Rocky Flats Nuclear Site Too Hot for Public Access, Citizens Warn
DENVER, Colorado, August 5, 2010 (ENS) – Citizens who are critical of the federal government’s cleanup at the former Rocky Flats nuclear weapons site say they found breathable plutonium in soil samples taken near the shuttered plant.
The Rocky Flats Plant, located 15 miles northwest of Denver, produced plutonium triggers and other components for nuclear weapons from 1952 to 1992.
In 2005, the Department of Energy, DOE, declared the $7 billion cleanup of Rocky Flats complete. Part of the site has been turned over to the U.S. Fish and Wildlife Service for a national wildlife refuge that would be accessible to the public.
Colorado State Representative Wes McKinley says the amount of plutonium found in the samples gathered by concerned citizens could be deadly. He is asking state and federal officials to delay opening the site to the public until further tests are conducted.
McKinley was foreman of the grand jury that reviewed evidence of environmental lawbreaking at Rocky Flats after the 1989 FBI raid of the plant.
“The grand jury,” he said, “reviewed a lot of damaging data about Rocky Flats, but it got sealed in the grand jury vault and I’m not allowed to tell people about it. Since DOE is hiding its damaging data, I figured we’d just collect data ourselves.”
Local citizen Todd Margulies records data about a sample collected across Indiana Street from the Rocky Flats site. April 14, 2010. (Photo courtesy LeRoy Moore) |
The plutonium contained in a sample collected in open space across the street from the Rocky Flats site was delivered by wind to this location, McKinley said. “This demonstrates that plutonium in breathable form is present on the site where children will be playing,” he said.
Citizens gathered samples of dust after government agencies had repeatedly refused to sample surface dust near Rocky Flats for plutonium content.
“The plutonium found at the open space location was probably deposited there quite recently,” said environmentalist LeRoy Moore, who organized the sampling project.
“Burrowing animals on the site bring buried plutonium to the surface, and the winds that scour Rocky Flats scatter plutonium particles near and far, with the risk of sending some of it into the lungs of people using Rocky Flats for recreation,” he said.
Moore wants government agencies to establish a permanent program at Rocky Flats for periodic testing of breathable dust in surface soil for plutonium content.
Health Department spokesman Mark Salley told the “Boulder Daily Camera” newspaper that samples collected around the site have consistently indicated no or low levels of plutonium that are well below risk levels.
But a child of the chief engineer in charge of operations at Rocky Flats says, “Those of us who had parents who worked there agree that we would never set foot on the property.”
This person, who did not give a name in a comment on the “Daily Camera” site, said, “Knowing some of the details of the contamination and mistakes made there, I am appalled that our ignorant government would ever consider allowing humans or animals to come in contact with the area. The half life of the nuclear materials is known to be a very long time span.”
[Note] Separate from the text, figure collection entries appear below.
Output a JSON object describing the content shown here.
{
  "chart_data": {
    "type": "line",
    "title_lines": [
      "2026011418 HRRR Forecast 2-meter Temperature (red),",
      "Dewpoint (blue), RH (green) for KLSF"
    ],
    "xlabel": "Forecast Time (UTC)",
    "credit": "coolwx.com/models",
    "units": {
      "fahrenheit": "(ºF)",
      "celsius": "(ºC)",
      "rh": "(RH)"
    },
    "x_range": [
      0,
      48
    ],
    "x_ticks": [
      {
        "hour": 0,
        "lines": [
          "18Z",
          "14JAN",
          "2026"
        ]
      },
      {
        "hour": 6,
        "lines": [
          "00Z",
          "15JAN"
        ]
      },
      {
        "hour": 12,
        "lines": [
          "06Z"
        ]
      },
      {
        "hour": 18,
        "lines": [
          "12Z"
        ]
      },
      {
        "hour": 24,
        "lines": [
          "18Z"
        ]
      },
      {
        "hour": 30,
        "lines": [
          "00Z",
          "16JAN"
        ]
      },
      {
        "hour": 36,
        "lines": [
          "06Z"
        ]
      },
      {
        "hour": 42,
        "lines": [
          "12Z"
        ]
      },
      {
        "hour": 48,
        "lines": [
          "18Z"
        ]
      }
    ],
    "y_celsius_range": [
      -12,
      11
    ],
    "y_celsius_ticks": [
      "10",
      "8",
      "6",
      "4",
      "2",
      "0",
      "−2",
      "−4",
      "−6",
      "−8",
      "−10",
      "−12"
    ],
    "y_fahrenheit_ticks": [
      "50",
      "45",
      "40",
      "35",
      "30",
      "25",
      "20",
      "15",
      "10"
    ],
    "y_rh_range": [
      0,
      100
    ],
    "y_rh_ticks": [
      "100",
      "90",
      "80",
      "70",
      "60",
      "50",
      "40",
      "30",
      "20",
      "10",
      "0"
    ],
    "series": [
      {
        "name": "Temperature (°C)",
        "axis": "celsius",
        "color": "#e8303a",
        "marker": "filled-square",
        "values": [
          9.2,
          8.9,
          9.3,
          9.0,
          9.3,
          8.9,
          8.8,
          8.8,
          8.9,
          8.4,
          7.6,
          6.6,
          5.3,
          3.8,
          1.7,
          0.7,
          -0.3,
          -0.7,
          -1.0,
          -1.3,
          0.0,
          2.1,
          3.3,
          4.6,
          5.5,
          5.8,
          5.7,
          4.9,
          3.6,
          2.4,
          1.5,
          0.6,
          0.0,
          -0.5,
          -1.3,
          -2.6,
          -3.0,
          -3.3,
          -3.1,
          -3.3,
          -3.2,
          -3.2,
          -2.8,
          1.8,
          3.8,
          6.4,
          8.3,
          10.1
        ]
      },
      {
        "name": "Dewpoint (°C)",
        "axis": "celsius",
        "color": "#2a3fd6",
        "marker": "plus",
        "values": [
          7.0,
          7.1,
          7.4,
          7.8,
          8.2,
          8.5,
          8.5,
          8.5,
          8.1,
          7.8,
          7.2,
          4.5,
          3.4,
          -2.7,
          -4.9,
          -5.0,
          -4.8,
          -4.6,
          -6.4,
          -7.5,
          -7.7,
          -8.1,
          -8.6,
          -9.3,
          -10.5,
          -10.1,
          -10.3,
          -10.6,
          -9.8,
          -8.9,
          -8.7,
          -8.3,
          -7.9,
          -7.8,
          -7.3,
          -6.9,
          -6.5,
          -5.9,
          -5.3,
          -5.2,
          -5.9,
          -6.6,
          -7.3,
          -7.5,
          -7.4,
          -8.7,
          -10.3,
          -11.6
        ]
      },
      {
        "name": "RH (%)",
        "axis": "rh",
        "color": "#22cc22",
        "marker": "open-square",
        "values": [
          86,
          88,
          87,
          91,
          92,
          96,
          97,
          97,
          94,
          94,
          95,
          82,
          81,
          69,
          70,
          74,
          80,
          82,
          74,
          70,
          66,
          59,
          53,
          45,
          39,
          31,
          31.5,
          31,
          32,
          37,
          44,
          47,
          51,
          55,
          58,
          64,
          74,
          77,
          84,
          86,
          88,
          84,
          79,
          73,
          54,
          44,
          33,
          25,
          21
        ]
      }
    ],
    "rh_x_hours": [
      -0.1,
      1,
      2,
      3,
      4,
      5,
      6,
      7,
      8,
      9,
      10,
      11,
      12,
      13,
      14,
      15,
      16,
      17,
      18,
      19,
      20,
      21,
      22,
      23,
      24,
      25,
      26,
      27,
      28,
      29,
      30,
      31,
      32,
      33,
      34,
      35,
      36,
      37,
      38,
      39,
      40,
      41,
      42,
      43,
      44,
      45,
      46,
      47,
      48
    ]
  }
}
Todd Margulies collects a sample of dust from a house about a mile southeast of Rocky Flats. (Photo courtesy LeRoy Moore) |
McKinley said, “The Rocky Flats National Wildlife Refuge should be managed as open space that is closed to the public. Or, at minimum, Fish and Wildlife should post signs warning potential visitors to the refuge that risk is entailed in going onto the site.”
Moore is concerned about the indoor sample. Hot particles with high concentrations of plutonium were found in dust collected in a crawl space under a house where it had accumulated for 50 years.
Specialist Marco Kaltofen of the Boston Chemical Data Corp., who did the technical analysis of the samples, pointed out that this plutonium laden dust certainly endangered the health of anyone who spent much time in this crawl space.
Boston Chemical Data has tested for radiological contaminants in the Columbia River at the Hanford Nuclear Reservation in Washington state, and also at the Mayak Nuclear Materials Production Complex in Russia’s Ural mountains.
Writer Kristen Iversen, who will soon publish a book entitled “Full Body Burden: Growing Up in the Shadow of Rocky Flats,” said, “If there’s plutonium in the dust at one house downwind of Rocky Flats, there’s probably plutonium in dust in many other homes, or perhaps even schools or libraries, located in the area known to be contaminated with plutonium released from Rocky Flats.”
Scientists from the U.S. Atomic Energy Commission, predecessor to the DOE, “themselves produced a map of the contaminated area downwind of Rocky Flats,” Iversen said.
She proposed that the Department of Energy establish a program to analyze indoor dust for plutonium content for anyone who requests it for a building located in the area the Atomic Energy Commission defined as contaminated with plutonium released from Rocky Flats.
“This,” she said, “is not only the right thing to do. It’s long overdue.”